I hope your citizens' lobbying effort is successful, although I'd finetune your demands, if I were you. I know that one of the Bush administration's many erosions of our rights has been to systematically deny permits for protests, then use excessive force against the resulting "unpermitted" protestors. But even when there has been a massive outpouring of people into the streets on an issue as in the Feb. 13th, 2003 anti-war protests, our entire government has been perfectly comfortable ignoring it, and that state of affairs doesn't even prompt questions in the muzzled MSM. Rove is allowed to romp around gathering dirt on everyone in power, and instead of turning around to expose his misdeeds and jail him, these "powerful" people with few exceptions prefer to give up on the duties of their offices. I'm beginning to think citizens groups would have to hack into the bank accounts of members of Congress or hire PI's to follow them around to get effective access. (That's not a serious suggestion, in case the FBI is reading this.)

Young people decided to boost a Presidential candidate into the forefront w/ huge #'s of small donations, until they felt betrayed by his FISA vote. Instead of negotiating to regain their good graces, the candidate decided to listen to a failed mega-bank director, and recoup his funding by becoming beholden to just the interests he had claimed to eschew when he was courting college students.
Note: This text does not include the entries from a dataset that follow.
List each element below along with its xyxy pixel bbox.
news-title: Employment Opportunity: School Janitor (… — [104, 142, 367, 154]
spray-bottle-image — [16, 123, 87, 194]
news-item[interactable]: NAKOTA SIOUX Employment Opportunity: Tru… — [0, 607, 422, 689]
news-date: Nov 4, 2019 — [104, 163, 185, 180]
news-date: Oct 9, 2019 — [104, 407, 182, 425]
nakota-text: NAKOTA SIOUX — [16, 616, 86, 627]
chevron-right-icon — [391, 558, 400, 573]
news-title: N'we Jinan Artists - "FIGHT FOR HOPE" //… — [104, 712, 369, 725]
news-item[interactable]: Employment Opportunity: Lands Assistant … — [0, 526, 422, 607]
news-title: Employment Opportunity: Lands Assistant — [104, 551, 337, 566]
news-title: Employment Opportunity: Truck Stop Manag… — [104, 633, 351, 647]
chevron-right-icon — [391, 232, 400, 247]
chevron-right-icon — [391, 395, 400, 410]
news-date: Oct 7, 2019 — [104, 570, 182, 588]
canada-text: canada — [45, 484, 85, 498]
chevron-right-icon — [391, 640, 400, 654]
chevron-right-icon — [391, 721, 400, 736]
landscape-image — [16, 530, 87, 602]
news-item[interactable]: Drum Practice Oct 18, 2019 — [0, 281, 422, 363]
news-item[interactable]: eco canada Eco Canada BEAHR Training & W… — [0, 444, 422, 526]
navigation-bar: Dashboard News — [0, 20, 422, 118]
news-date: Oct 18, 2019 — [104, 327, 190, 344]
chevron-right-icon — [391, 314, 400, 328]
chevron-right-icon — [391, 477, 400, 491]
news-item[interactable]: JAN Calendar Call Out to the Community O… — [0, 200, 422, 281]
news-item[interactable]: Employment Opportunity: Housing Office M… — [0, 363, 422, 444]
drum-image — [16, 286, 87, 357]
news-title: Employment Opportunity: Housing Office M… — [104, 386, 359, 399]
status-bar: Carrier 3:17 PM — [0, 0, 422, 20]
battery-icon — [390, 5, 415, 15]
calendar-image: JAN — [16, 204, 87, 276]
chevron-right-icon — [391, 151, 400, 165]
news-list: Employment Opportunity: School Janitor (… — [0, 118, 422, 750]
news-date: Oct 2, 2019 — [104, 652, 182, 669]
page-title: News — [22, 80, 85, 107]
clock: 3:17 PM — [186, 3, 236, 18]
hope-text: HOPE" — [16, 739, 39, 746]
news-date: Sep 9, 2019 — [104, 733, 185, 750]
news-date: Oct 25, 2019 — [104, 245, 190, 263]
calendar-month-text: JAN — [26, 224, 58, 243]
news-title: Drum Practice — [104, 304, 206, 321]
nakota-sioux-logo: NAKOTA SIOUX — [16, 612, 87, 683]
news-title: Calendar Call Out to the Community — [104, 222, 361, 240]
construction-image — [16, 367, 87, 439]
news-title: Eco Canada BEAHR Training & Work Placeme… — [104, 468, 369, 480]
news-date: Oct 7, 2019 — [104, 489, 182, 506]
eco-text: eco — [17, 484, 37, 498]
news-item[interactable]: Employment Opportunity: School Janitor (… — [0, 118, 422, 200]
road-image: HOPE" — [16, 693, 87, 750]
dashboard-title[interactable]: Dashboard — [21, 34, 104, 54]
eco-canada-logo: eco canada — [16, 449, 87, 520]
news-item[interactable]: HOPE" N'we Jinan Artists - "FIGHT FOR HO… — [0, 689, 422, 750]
So it's not as though citizens haven't been trying one avenue after another to regain some influence. Unless I misunderstand your call to action, you seem to feel that there is a 2nd $8.5T available to distribute to citizens now that we have given an equivalent amount to a handful of bastards. If that's what you are advocating, it sounds about as viable as the African-American reparations movement of 10 years ago was.

There is one thing we haven't tried--a serious list of structural reforms as well as the Bush/Cheney impeachment, billed as a "Restore the Constitution" movement, and tied to a general strike. The MSM would claim participants were crashing the economy beyond all recovery, and create wall-to-wall reporting of how much money each economic sector or large business was losing, but it would be a little less easy to pretend it wasn't happening than all former tactics were. I have to wonder if it would be the only thing that would reframe the debate. There would be huge organizational problems to overcome, especially as the gov't, and I include the Obama administration, would have the organizers arrested and prosecuted as "terrorists", and the college student contingent would matter less than working people who are much harder to organize. Right now most citizens are not particularly savvy about the implications of the Obama appointments, or the chilling effect on Congress of leaving enhanced executive "powers" in place even if they are not overtly being used much. They think it is only fair to take a wait-and-see position, and give Obama a chance to fix everything single-handedly. The reckoning won't come until the Congressional campaigns of 2010. I only hope Social Security is not largely dismantled as being "unaffordable", by then. I think we are in for "interesting" times, but I wouldn't start by attacking grassroots progressives. I wouldn't make any major generalization about them unless you have an in-depth study of self-identified progressives upon which to base it.